Being in the sthn hemisphere we’re out of the loop on this but can I still say I like Kirstie Allsop without having heard of the issue before now?
When I read the article it sounded like she was just ruminating about things and then advocating for open discourse amongst women. Now I’m at ‘the age I am’, I’ve had a few epiphanies about the path I took and with hindsight think that I moved along ‘an expected path’. I knew no different. For me, discourse about options and consequences when I was younger would certainly have meant I could have made a fully informed decision whatever it might have been.
Why anyone would not like someone simply because she has spoken her mind with a perfectly valid view point is totally beyond me!
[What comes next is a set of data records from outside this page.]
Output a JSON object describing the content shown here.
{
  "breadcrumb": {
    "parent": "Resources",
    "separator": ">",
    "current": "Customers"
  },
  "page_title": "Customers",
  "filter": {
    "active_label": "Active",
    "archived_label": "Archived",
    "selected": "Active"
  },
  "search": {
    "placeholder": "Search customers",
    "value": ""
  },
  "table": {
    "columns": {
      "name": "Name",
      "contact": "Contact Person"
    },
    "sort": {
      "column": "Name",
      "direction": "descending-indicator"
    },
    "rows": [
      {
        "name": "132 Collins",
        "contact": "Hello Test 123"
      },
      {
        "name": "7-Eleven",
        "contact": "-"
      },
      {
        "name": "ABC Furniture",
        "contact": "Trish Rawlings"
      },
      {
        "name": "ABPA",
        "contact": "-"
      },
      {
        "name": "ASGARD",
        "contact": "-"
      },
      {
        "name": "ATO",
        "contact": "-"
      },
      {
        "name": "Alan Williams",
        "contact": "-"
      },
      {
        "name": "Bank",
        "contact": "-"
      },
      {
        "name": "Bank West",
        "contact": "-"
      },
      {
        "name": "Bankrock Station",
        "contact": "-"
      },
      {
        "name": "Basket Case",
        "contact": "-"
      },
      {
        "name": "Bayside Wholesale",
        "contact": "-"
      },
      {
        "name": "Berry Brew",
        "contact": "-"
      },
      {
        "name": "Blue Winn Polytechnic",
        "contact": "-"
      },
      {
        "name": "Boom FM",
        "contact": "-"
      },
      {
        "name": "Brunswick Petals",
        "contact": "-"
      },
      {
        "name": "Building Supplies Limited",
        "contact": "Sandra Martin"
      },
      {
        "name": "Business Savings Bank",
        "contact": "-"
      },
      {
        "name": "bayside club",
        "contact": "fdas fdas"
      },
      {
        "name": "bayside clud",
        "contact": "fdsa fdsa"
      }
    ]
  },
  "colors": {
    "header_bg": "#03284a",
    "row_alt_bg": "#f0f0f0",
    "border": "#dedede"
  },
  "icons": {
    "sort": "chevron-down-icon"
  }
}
I can’t be arsed to read it, I think she’s fabulous :) Loving your stick man illustration ;) x
Genius! I am so with you on this one. She’s awesome. x
I LOVE your drawings! And your take on it actually. For what it’s worth, I think she’s stated some naive stuff, however, as you rightly say, she started a debate, and actually, if her vision is ever to have any kind of reality, a huge step change will need to be made in society. And for that, debate is the starting point. I agree with her that in an ideal world, it would be done the way she suggests. But then in an ideal world, climbing the career ladder would be facilitated by flexible working, equal pay, sensible salaries for career starters (rather than the daft ‘graduate training scheme’ slave labour that happens at the bottom of the pay scale), and affordable childcare. Unfortunately, I’m not even sure that will happen in my daughter’s lifetime. But, as I said, debate is where it will all begin. Everyone said Emily Pankhurst was deluded, didn’t they…?
I didn’t read it, but your illustrations made me chuckle!